A webmaster's decision to link to a webpage can be interpreted as a "vote" for that webpage. But how far does the parallel between linking and voting extend? In this paper, we prove several "linking theorems" showing that link-based ranking tracks importance on the web in the limit as the number of webpages grows, given independence and minimal linking competence. The theorems are similar in spirit to the voting, or jury, theorem famously attributed to the 18th century mathematician Nicolas de Condorcet. We argue that the linking theorems provide a fundamental epistemological justification for link-based ranking on the web, analogous to the justification that Condorcet's theorems bestow on majority voting as a basic democratic procedure.

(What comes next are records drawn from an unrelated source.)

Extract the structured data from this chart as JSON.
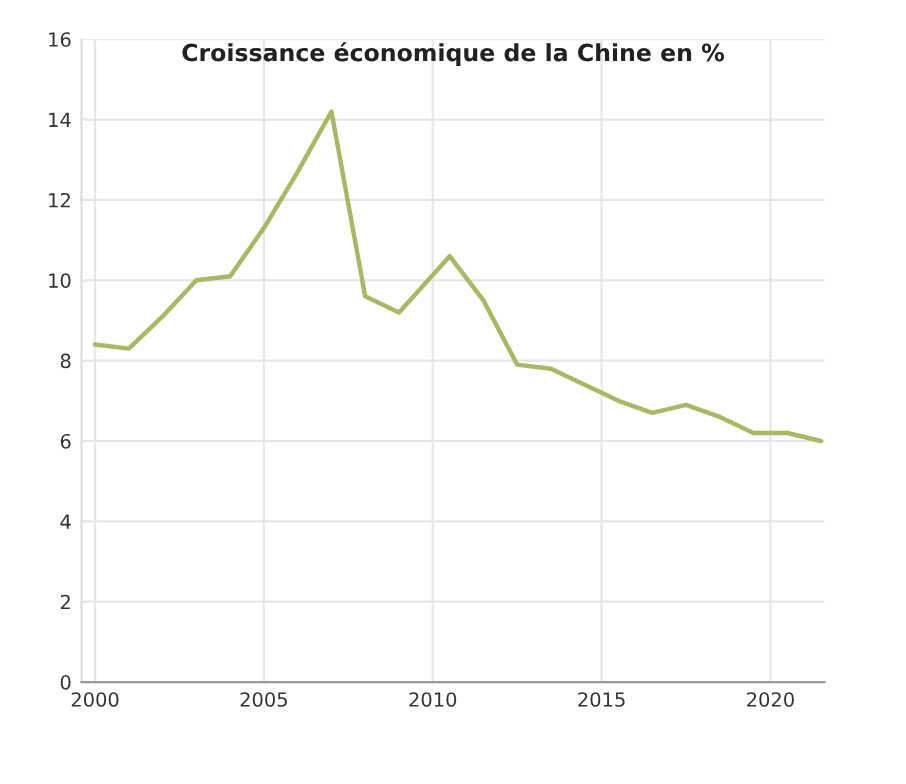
{
  "chart_data": {
    "type": "line",
    "title": "Croissance économique de la Chine en %",
    "x": [
      2000,
      2001,
      2002,
      2003,
      2004,
      2005,
      2006,
      2007,
      2008,
      2009,
      2010.5,
      2011.5,
      2012.5,
      2013.5,
      2014.5,
      2015.5,
      2016.5,
      2017.5,
      2018.5,
      2019.5,
      2020.5,
      2021.5
    ],
    "series": [
      {
        "color": "#a9b865",
        "values": [
          8.4,
          8.3,
          9.1,
          10.0,
          10.1,
          11.3,
          12.7,
          14.2,
          9.6,
          9.2,
          10.6,
          9.5,
          7.9,
          7.8,
          7.4,
          7.0,
          6.7,
          6.9,
          6.6,
          6.2,
          6.2,
          6.0
        ]
      }
    ],
    "xlim": [
      1999.6,
      2021.6
    ],
    "xticks": [
      2000,
      2005,
      2010,
      2015,
      2020
    ],
    "ylim": [
      0,
      16
    ],
    "yticks": [
      0,
      2,
      4,
      6,
      8,
      10,
      12,
      14,
      16
    ],
    "grid": true,
    "line_style": "solid",
    "marker": "none"
  }
}
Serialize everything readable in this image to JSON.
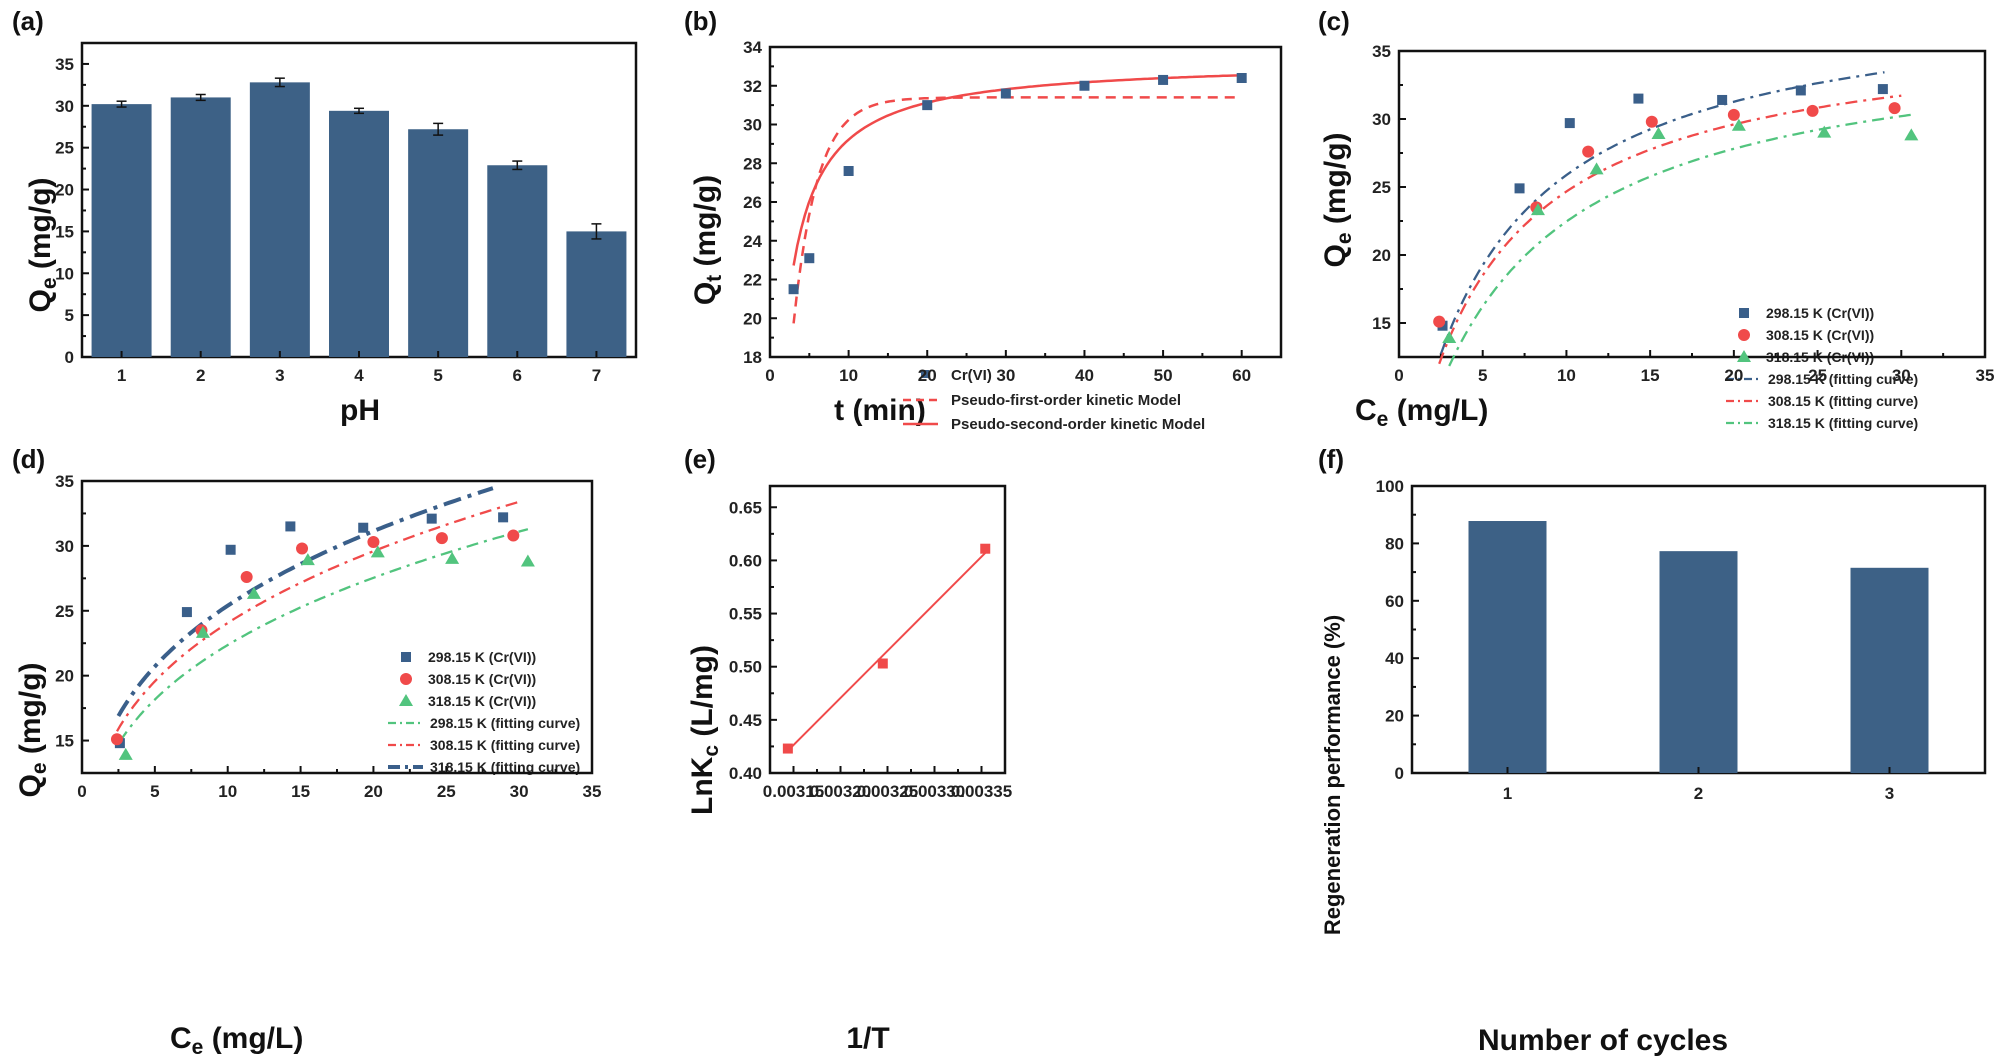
{
  "colors": {
    "bar": "#3d6186",
    "blue": "#3a5f8a",
    "red": "#f04a4a",
    "green": "#52c47e",
    "axis": "#111111"
  },
  "chart_data": [
    {
      "id": "a",
      "panel_label": "(a)",
      "type": "bar",
      "xlabel": "pH",
      "ylabel_main": "Q",
      "ylabel_sub": "e",
      "ylabel_rest": " (mg/g)",
      "categories": [
        "1",
        "2",
        "3",
        "4",
        "5",
        "6",
        "7"
      ],
      "values": [
        30.2,
        31.0,
        32.8,
        29.4,
        27.2,
        22.9,
        15.0
      ],
      "errors": [
        0.35,
        0.35,
        0.5,
        0.3,
        0.7,
        0.5,
        0.9
      ],
      "ylim": [
        0,
        37.5
      ],
      "yticks": [
        0,
        5,
        10,
        15,
        20,
        25,
        30,
        35
      ]
    },
    {
      "id": "b",
      "panel_label": "(b)",
      "type": "line",
      "xlabel": "t (min)",
      "ylabel_main": "Q",
      "ylabel_sub": "t",
      "ylabel_rest": " (mg/g)",
      "xlim": [
        0,
        65
      ],
      "ylim": [
        18,
        34
      ],
      "xticks": [
        0,
        10,
        20,
        30,
        40,
        50,
        60
      ],
      "yticks": [
        18,
        20,
        22,
        24,
        26,
        28,
        30,
        32,
        34
      ],
      "points": {
        "name": "Cr(VI)",
        "x": [
          3,
          5,
          10,
          20,
          30,
          40,
          50,
          60
        ],
        "y": [
          21.5,
          23.1,
          27.6,
          31.0,
          31.6,
          32.0,
          32.3,
          32.4
        ]
      },
      "series": [
        {
          "name": "Pseudo-first-order kinetic Model",
          "style": "dashed",
          "model": "pfo",
          "qe": 31.4,
          "k": 0.33,
          "t0": 2.4,
          "t1": 60
        },
        {
          "name": "Pseudo-second-order kinetic Model",
          "style": "solid",
          "model": "pso",
          "qe": 33.3,
          "k": 0.0215,
          "t0": 2.6,
          "t1": 60
        }
      ]
    },
    {
      "id": "c",
      "panel_label": "(c)",
      "type": "scatter",
      "xlabel_main": "C",
      "xlabel_sub": "e",
      "xlabel_rest": " (mg/L)",
      "ylabel_main": "Q",
      "ylabel_sub": "e",
      "ylabel_rest": " (mg/g)",
      "xlim": [
        0,
        35
      ],
      "ylim": [
        12.5,
        35
      ],
      "xticks": [
        0,
        5,
        10,
        15,
        20,
        25,
        30,
        35
      ],
      "yticks": [
        15,
        20,
        25,
        30,
        35
      ],
      "scatter": [
        {
          "name": "298.15 K (Cr(VI))",
          "marker": "square",
          "color": "blue",
          "x": [
            2.6,
            7.2,
            10.2,
            14.3,
            19.3,
            24.0,
            28.9
          ],
          "y": [
            14.8,
            24.9,
            29.7,
            31.5,
            31.4,
            32.1,
            32.2
          ]
        },
        {
          "name": "308.15 K (Cr(VI))",
          "marker": "circle",
          "color": "red",
          "x": [
            2.4,
            8.2,
            11.3,
            15.1,
            20.0,
            24.7,
            29.6
          ],
          "y": [
            15.1,
            23.5,
            27.6,
            29.8,
            30.3,
            30.6,
            30.8
          ]
        },
        {
          "name": "318.15 K (Cr(VI))",
          "marker": "triangle",
          "color": "green",
          "x": [
            3.0,
            8.3,
            11.8,
            15.5,
            20.3,
            25.4,
            30.6
          ],
          "y": [
            13.9,
            23.3,
            26.3,
            28.9,
            29.5,
            29.0,
            28.8
          ]
        }
      ],
      "fits": [
        {
          "name": "298.15 K (fitting curve)",
          "color": "blue",
          "model": "langmuir",
          "qm": 39.5,
          "kl": 0.19,
          "x0": 2.5,
          "x1": 29.0
        },
        {
          "name": "308.15 K (fitting curve)",
          "color": "red",
          "model": "langmuir",
          "qm": 37.0,
          "kl": 0.2,
          "x0": 2.4,
          "x1": 30.0
        },
        {
          "name": "318.15 K (fitting curve)",
          "color": "green",
          "model": "langmuir",
          "qm": 36.5,
          "kl": 0.16,
          "x0": 3.0,
          "x1": 30.6
        }
      ]
    },
    {
      "id": "d",
      "panel_label": "(d)",
      "type": "scatter",
      "xlabel_main": "C",
      "xlabel_sub": "e",
      "xlabel_rest": " (mg/L)",
      "ylabel_main": "Q",
      "ylabel_sub": "e",
      "ylabel_rest": " (mg/g)",
      "xlim": [
        0,
        35
      ],
      "ylim": [
        12.5,
        35
      ],
      "xticks": [
        0,
        5,
        10,
        15,
        20,
        25,
        30,
        35
      ],
      "yticks": [
        15,
        20,
        25,
        30,
        35
      ],
      "scatter": [
        {
          "name": "298.15 K (Cr(VI))",
          "marker": "square",
          "color": "blue",
          "x": [
            2.6,
            7.2,
            10.2,
            14.3,
            19.3,
            24.0,
            28.9
          ],
          "y": [
            14.8,
            24.9,
            29.7,
            31.5,
            31.4,
            32.1,
            32.2
          ]
        },
        {
          "name": "308.15 K (Cr(VI))",
          "marker": "circle",
          "color": "red",
          "x": [
            2.4,
            8.2,
            11.3,
            15.1,
            20.0,
            24.7,
            29.6
          ],
          "y": [
            15.1,
            23.5,
            27.6,
            29.8,
            30.3,
            30.6,
            30.8
          ]
        },
        {
          "name": "318.15 K (Cr(VI))",
          "marker": "triangle",
          "color": "green",
          "x": [
            3.0,
            8.3,
            11.8,
            15.5,
            20.3,
            25.4,
            30.6
          ],
          "y": [
            13.9,
            23.3,
            26.3,
            28.9,
            29.5,
            29.0,
            28.8
          ]
        }
      ],
      "fits": [
        {
          "name": "298.15 K (fitting curve)",
          "color": "green",
          "model": "freundlich",
          "kf": 11.2,
          "n": 3.33,
          "x0": 2.6,
          "x1": 30.6
        },
        {
          "name": "308.15 K (fitting curve)",
          "color": "red",
          "model": "freundlich",
          "kf": 12.1,
          "n": 3.35,
          "x0": 2.4,
          "x1": 30.0
        },
        {
          "name": "318.15 K (fitting curve)",
          "color": "blue",
          "model": "freundlich",
          "kf": 12.9,
          "n": 3.4,
          "x0": 2.5,
          "x1": 28.2
        }
      ]
    },
    {
      "id": "e",
      "panel_label": "(e)",
      "type": "line",
      "xlabel": "1/T",
      "ylabel_main": "LnK",
      "ylabel_sub": "c",
      "ylabel_rest": " (L/mg)",
      "xlim": [
        0.003125,
        0.003375
      ],
      "ylim": [
        0.4,
        0.67
      ],
      "xticks": [
        0.00315,
        0.0032,
        0.00325,
        0.0033,
        0.00335
      ],
      "xtick_labels": [
        "0.00315",
        "0.00320",
        "0.00325",
        "0.00330",
        "0.00335"
      ],
      "yticks": [
        0.4,
        0.45,
        0.5,
        0.55,
        0.6,
        0.65
      ],
      "ytick_labels": [
        "0.40",
        "0.45",
        "0.50",
        "0.55",
        "0.60",
        "0.65"
      ],
      "points": {
        "x": [
          0.003144,
          0.003245,
          0.003354
        ],
        "y": [
          0.423,
          0.503,
          0.611
        ]
      },
      "fit": {
        "x": [
          0.003144,
          0.003354
        ],
        "y": [
          0.421,
          0.607
        ]
      }
    },
    {
      "id": "f",
      "panel_label": "(f)",
      "type": "bar",
      "xlabel": "Number of cycles",
      "ylabel": "Regeneration performance (%)",
      "categories": [
        "1",
        "2",
        "3"
      ],
      "values": [
        87.8,
        77.3,
        71.5
      ],
      "ylim": [
        0,
        100
      ],
      "yticks": [
        0,
        20,
        40,
        60,
        80,
        100
      ]
    }
  ]
}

The analogy extends to the practical limitations facing both kinds of result, in particular due to limited voting/linking independence. However, we argue, referring to the theoretical developments inspired by the jury theorem, that some of the pessimism expressed in the webometrics literature regarding the possibility of a "theory of linking" may be unjustified. The present study connects the two academic disciplines of webometrics in information science and epistemic democracy in political science by showing how they share a common structure. As such, it opens up new possibilities for theoretical cross-fertilization and interdisciplinary transference of concepts and results. In particular, we show how the relatively young field of webometrics can benefit from the extensive and sophisticated literature on the Condorcet jury theorem.